Interesting! You seem to be a moral realist (cognitivist, whatever) and an a-theist. (I suspect this is the typical LessWrong position, even if the typical LessWronger isn’t as coherent as you.) I’ll take note that I should pester you and/or take care to pay attention to your opinions (comments) more in the future. Also, I thank you for showing me what the reasoning process would be that would lead one to that position. (And I think that position has a very good chance of being correct—in the absence of justifiably-ignorable inside-view (non-communicable) evidence I myself hold.)
(It’s probably obvious that I’m pretty damn drunk. (Interesting that alcohol can be just as effective as LSD or cannabis. (Still not as effective as nitrous oxide or DMT.)))
Cognitivist yes, moral realist, no. IIUC, it’s EY’s position (“morality is a computation”), so naturally it’s the typical LessWrong position.
Universally valid statements must have universally-available evidence, no?
Really nothing like LSD, which makes it impossible to write anything at all, at least for me.
Assuming it started with the same laws of inference and axioms. Also I was mostly thinking of statements about the world, e.g., physics.
Or equivalent ones. But no matter where it started, it won’t arrive at different primitive-recursive truths, at least according to my brain’s current understanding.
Is there significant difference? Wherever there are regularities in physics, there’s math (=study of regularities). Where no regularities exist, there’s no rationality.
What about the poor beings with an anti-iductive prior? More generally read this post by Eliezer.
I think the poor things are already dead. More generally, I am aware of that post, but is it relevant? The possible mind design space is of course huge and contains lots of irrational minds, but here I am arguing about universality of rationality.
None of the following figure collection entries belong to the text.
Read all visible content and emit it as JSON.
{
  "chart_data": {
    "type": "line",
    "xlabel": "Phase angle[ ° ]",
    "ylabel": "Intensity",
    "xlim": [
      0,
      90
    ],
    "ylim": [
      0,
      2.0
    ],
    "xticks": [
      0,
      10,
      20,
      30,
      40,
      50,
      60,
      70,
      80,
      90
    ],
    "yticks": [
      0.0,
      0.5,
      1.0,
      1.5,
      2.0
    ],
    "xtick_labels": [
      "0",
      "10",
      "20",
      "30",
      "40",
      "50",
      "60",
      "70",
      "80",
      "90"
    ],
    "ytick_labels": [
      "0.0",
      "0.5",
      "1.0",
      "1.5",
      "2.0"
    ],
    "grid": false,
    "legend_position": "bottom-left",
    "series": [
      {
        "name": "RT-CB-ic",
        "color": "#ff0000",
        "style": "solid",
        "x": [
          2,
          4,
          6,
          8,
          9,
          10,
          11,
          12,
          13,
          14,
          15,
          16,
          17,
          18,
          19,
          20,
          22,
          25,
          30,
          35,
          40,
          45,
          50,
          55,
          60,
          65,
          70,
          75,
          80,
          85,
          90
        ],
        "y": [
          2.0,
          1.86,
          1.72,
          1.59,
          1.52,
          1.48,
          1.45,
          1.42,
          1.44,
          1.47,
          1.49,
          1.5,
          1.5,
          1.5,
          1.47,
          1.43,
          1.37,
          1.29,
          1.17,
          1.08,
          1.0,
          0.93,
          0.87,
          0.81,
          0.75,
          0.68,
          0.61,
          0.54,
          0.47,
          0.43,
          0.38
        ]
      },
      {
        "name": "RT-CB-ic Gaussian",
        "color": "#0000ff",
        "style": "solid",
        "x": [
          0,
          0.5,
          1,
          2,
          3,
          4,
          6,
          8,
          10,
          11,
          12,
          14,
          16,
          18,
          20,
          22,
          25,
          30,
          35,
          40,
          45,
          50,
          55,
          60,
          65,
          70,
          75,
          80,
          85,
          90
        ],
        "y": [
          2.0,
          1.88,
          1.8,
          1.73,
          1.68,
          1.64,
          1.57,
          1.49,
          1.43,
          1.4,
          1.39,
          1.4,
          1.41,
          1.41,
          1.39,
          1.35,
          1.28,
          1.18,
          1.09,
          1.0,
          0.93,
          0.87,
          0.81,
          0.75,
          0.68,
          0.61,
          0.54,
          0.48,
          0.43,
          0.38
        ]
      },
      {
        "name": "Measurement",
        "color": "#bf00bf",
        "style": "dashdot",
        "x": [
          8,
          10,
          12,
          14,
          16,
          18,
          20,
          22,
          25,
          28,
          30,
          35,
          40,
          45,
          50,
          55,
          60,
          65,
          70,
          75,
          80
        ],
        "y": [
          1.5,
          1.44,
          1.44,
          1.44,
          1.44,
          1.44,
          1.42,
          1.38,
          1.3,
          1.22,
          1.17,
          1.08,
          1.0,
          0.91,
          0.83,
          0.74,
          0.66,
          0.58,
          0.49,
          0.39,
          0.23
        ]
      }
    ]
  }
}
My point, as I stated above, is that every argument I’ve heard against universality of morality applies just as well to rationality.
I agree with your statement:
I would also agree with the following:
The possible mind design space is of course huge and contains lots of immoral minds, but here I am arguing about universality of morality.
But rationality is defined by external criteria—it’s about how to win (=achieve intended goals). Morality doesn’t have any such criteria. Thus, “rational minds” is a natural category. “Moral minds” is not.